Blood. I’d just missed being shot. The horror of it had me sitting on the sand, shaking violently, not even trying to take cover. A stray shot, but from where? Except for the birds, the air was very still. Surely someone must have known a shot had misfired and they’d nearly killed me! But the phut-phut of the guns was very far away and all around me was silence. I suddenly leaned forward and was violently sick; then I lay on the sand for a few minutes until my heart rhythm and my breathing returned to normal. I think my face was only scratched because the blood flow soon stopped. Still, no one came. I couldn’t believe that anyone would be so callous as not to offer help.

  It was despicable, but it was human. I rose unsteadily to my feet, glanced round apprehensively, and set off toward Port St Pierre feeling uneasy and far from the security of home.

  I called first upon Madame Gilbert, who was most concerned. She made me sit down and thrust brandy to my lips, though I had recovered somewhat during the hour-long walk. Then, despite my protests, she despatched me across the road to Dr Bourdin to seek a dressing.

  Dr Bourdin had obviously been awakened from his siesta – it being just after three – and grumbled about it not being surgery hours. However, when he learned the reason and saw my face, he became more solicitous.

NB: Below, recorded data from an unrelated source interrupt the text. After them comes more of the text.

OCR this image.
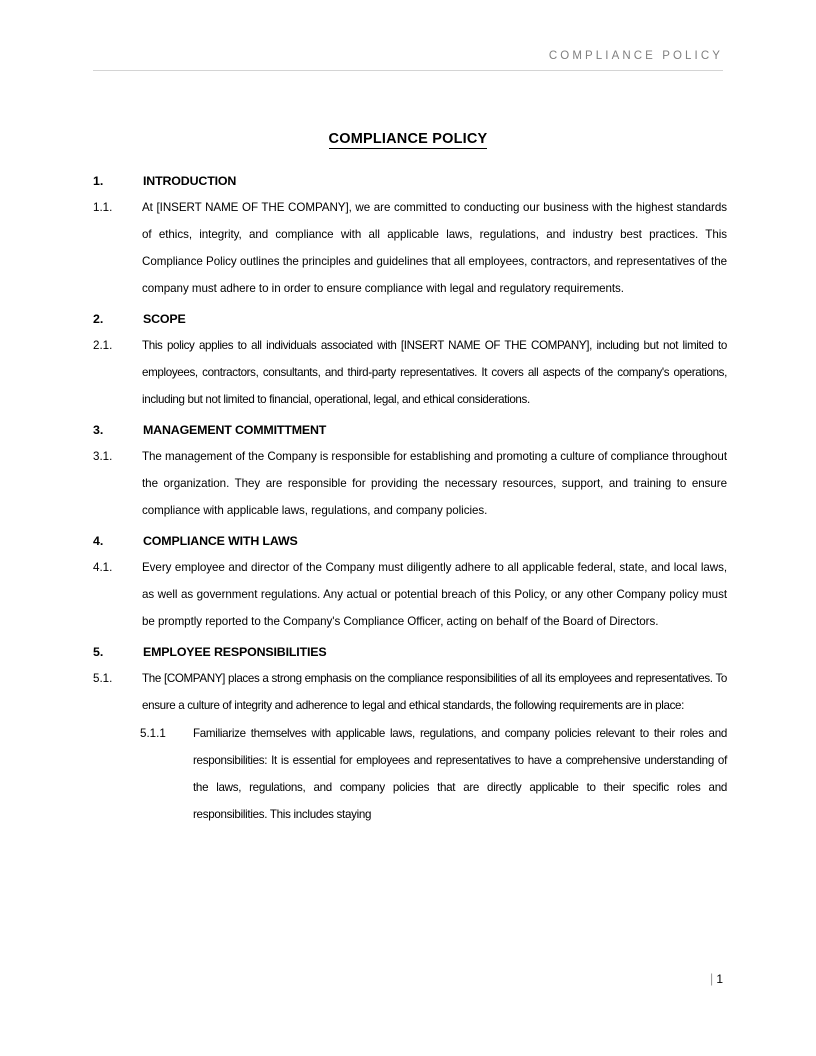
COMPLIANCE POLICY
COMPLIANCE POLICY
1.	INTRODUCTION
1.1.	At [INSERT NAME OF THE COMPANY], we are committed to conducting our business with the highest standards of ethics, integrity, and compliance with all applicable laws, regulations, and industry best practices. This Compliance Policy outlines the principles and guidelines that all employees, contractors, and representatives of the company must adhere to in order to ensure compliance with legal and regulatory requirements.
2.	SCOPE
2.1.	This policy applies to all individuals associated with [INSERT NAME OF THE COMPANY], including but not limited to employees, contractors, consultants, and third-party representatives. It covers all aspects of the company's operations, including but not limited to financial, operational, legal, and ethical considerations.
3.	MANAGEMENT COMMITTMENT
3.1.	The management of the Company is responsible for establishing and promoting a culture of compliance throughout the organization. They are responsible for providing the necessary resources, support, and training to ensure compliance with applicable laws, regulations, and company policies.
4.	COMPLIANCE WITH LAWS
4.1.	Every employee and director of the Company must diligently adhere to all applicable federal, state, and local laws, as well as government regulations. Any actual or potential breach of this Policy, or any other Company policy must be promptly reported to the Company's Compliance Officer, acting on behalf of the Board of Directors.
5.	EMPLOYEE RESPONSIBILITIES
5.1.	The [COMPANY] places a strong emphasis on the compliance responsibilities of all its employees and representatives. To ensure a culture of integrity and adherence to legal and ethical standards, the following requirements are in place:
5.1.1	Familiarize themselves with applicable laws, regulations, and company policies relevant to their roles and responsibilities: It is essential for employees and representatives to have a comprehensive understanding of the laws, regulations, and company policies that are directly applicable to their specific roles and responsibilities. This includes staying
| 1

  “Tiens, Madame, you were lucky the shot was not higher.” He went to his steriliser for his instruments.

  “You mean I could have been killed?”

  “Of course. A bullet is a bullet.” He was looking closely at the wound, cleansing it with an iodine pad he held with forceps. “You should have been more careful.”

  “I was careful!” I protested, wincing at the sting. “I was on the beach and well away from the notices.”

  “Eh” – he shrugged – “then someone was careless that is rare, here, anyway. Now I will give you a tetanus injection, just to be sure.”

  He gave me a kindly smile – the smile of a comforting, ageless family doctor, a bit slow, but capable and honest.